Swept Away

It is always amusing when people remake movies that really should not be remade. The new version of Swept Away, based on the 1974 Swept Away...by an Unusual Destiny in the Blue Sea of August is essentially a vanity project by director Guy Ritchie for his wife Madonna. Madonna (The Next Best Thing, Evita) is a dubious actor at best, wildly uneven and usually on the bad side. As a singer, she can constantly reinvent herself and do fresh things with music to keep her relevant in the pop world, but success as an actress requires a completely different set of skills which she does not possess. To say that she is awful here is an understatement. But to be fair, a lot of the blame rests on the script. It is inane and boring, and boasts two of the most unlikable protagonists in recent memory. It is hard to imagine anybody making these characters likable.

Madonna plays what is probably an exaggerated caricature of herself, Amber, the spoiled movie star. She is an absolute primadonna and bitch to be around. She complains nonstop and is harassing Guiseppe (Adrianno Giannini, State Zitti per Favore), one of the crewmembers of the ship she is on. Giannini's father played the same role in the original. Amber, her husband Anthony (Bruce Greenwood, Thirteen Days, Below) and four of their friends rented the boat for a relaxing vacation in the Mediterranean. Unfortunately, Amber whines at every possible moment, and prefers haranguing Guiseppe whenever she can. Guiseppe hates this, but does nothing because he is a crew member. So when the two find themselves shipwrecked on a deserted island, the tables turn. Guiseppe is the only person with the knowledge on how to survive. Amber's wealth means nothing, and she finds she must rely on him for food, shelter, and survival.
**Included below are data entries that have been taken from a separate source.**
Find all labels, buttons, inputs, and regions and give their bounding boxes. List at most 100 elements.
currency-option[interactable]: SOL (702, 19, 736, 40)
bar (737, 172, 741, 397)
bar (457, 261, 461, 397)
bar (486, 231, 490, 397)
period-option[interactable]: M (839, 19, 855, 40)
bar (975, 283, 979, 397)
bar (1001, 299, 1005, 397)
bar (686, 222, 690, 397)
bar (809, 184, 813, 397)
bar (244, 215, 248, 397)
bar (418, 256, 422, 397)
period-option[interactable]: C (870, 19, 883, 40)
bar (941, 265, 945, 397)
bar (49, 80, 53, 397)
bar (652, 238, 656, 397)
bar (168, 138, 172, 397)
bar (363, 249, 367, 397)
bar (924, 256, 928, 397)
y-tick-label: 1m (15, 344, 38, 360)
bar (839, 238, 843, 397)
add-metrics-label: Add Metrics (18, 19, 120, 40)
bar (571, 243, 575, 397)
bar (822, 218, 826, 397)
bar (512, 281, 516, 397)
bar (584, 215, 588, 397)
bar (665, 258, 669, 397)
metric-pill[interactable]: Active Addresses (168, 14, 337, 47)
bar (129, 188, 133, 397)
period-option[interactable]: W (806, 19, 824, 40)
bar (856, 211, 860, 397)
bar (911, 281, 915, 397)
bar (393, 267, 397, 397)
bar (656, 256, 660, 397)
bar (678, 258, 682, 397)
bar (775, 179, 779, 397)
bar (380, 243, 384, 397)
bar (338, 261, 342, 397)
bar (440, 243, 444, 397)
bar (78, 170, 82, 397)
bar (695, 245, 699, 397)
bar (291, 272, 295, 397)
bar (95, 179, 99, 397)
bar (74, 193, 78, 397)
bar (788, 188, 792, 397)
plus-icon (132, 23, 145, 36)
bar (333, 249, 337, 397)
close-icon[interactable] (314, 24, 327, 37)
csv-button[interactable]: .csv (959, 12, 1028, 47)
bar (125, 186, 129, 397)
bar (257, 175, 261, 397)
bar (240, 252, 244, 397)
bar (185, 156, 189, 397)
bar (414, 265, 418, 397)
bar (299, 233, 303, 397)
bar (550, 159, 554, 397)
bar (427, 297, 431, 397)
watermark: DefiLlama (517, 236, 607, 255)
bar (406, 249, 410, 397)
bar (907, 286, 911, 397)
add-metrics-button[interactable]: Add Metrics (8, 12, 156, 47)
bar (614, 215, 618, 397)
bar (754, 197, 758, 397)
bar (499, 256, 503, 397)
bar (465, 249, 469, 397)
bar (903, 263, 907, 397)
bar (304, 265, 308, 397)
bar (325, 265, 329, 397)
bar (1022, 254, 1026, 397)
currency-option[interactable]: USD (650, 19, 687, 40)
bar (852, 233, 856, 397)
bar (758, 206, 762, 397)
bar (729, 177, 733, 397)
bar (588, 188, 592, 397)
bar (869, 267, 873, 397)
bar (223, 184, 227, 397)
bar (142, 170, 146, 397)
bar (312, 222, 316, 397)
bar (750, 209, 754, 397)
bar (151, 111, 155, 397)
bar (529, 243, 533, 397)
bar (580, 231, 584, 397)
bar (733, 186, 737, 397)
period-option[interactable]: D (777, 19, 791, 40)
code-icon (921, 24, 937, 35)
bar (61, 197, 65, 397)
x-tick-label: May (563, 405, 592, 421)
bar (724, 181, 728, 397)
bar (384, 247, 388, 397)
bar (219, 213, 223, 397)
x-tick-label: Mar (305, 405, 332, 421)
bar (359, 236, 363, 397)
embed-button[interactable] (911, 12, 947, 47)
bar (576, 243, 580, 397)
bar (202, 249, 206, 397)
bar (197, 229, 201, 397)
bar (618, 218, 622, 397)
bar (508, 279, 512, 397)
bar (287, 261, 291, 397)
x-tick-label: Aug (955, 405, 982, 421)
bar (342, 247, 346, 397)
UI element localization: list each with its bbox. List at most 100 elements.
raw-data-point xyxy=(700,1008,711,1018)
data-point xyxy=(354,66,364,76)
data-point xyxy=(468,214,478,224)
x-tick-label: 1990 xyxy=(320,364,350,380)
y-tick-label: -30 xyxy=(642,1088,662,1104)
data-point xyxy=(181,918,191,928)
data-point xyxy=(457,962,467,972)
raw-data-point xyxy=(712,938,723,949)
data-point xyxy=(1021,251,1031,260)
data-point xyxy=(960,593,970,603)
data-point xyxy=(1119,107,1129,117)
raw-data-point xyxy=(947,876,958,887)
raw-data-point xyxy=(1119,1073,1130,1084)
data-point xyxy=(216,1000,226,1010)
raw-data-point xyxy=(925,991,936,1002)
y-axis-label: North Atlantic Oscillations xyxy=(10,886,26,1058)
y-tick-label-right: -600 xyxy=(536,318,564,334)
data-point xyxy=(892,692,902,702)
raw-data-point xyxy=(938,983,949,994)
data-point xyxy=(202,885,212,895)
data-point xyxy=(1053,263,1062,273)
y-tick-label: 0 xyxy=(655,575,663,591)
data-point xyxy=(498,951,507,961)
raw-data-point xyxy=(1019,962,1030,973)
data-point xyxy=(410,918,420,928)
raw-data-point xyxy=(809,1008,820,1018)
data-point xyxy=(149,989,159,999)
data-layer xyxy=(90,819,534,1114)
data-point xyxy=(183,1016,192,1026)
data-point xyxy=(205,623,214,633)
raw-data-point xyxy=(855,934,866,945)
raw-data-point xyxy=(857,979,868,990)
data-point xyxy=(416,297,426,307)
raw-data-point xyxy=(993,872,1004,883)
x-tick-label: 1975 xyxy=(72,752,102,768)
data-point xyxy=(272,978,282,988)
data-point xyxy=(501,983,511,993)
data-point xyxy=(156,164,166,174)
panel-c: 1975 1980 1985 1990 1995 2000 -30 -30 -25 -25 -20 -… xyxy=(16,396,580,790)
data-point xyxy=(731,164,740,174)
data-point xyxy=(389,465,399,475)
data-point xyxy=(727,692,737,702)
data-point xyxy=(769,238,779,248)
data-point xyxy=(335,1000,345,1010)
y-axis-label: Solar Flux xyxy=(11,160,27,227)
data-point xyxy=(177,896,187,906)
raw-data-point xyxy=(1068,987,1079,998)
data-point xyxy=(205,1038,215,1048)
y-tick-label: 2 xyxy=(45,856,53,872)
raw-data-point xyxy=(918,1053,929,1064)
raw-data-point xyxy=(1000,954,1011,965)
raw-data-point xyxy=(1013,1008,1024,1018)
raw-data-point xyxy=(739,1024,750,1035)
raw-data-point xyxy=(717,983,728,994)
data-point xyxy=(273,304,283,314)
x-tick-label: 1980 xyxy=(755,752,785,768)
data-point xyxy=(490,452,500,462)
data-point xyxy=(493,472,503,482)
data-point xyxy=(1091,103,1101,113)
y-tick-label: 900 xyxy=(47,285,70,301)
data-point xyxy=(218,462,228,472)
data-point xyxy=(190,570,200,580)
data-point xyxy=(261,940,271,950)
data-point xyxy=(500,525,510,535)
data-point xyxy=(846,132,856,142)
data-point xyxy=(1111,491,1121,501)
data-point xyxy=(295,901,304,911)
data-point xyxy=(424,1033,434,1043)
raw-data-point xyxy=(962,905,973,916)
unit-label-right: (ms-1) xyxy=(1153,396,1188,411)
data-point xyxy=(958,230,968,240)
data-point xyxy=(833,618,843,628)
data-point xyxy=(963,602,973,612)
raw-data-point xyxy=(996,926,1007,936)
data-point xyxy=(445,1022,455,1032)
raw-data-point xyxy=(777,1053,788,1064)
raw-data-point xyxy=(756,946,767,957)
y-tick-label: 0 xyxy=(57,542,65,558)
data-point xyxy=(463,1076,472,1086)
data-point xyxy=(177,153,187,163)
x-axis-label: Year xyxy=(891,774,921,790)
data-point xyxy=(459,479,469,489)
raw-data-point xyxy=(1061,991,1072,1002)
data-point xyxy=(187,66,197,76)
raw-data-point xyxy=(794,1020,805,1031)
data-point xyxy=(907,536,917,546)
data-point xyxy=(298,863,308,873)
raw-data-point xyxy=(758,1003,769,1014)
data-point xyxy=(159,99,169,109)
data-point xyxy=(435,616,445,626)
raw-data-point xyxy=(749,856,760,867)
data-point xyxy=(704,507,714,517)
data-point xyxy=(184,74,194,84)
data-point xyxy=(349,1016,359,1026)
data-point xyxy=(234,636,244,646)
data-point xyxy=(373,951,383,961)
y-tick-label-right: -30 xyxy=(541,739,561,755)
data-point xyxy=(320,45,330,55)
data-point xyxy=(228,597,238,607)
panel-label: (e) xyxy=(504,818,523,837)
So what does Guiseppe do? He returns the favor by essentially making Amber his slave. He treats her like she treated him earlier, not letting her eat, forcing her to sleep on the floor and wash his clothes and all sorts of other demeaning things. And then, improbably, Ritchie (Snatch, Lock, Stock, and Two Smoking Barrels) and original screenwriter Lina Wertmuller (The Worker and the Hairdresser, Francesca and Nunziata) have the two fall in love. Watching two people verbally and sometimes physically abuse each other is not too high on the lists of most moviegoers, and this is what most of Swept Away consists of. It is the insipid characters and their continual actions that doom this movie from the start.

Every romantic comedy requires to the two people to dislike each other for a while, just so when they finally end up together, it becomes sweeter. When they virulently hate each other, it's not as fun, and when they make the audience hate them, one wishes that they would just die alone on the island. The original Swept Away had some points to make about capitalism and communism, and Ritchie kept some of the dialogue in the remake, but it becomes hopelessly out of date and extremely out of place. Ritchie is not a director who can handle this kind of movie. He works best in an action movie environment, where he can use flashy camera tricks and special effects to bring out a sense of freneticism. Swept Away requires him to calm down and focus on things, something he has yet to learn how to master.

Haro Rates It: Really Bad.
1 hour, 30 minutes, Rated R for language and some sexuality/nudity.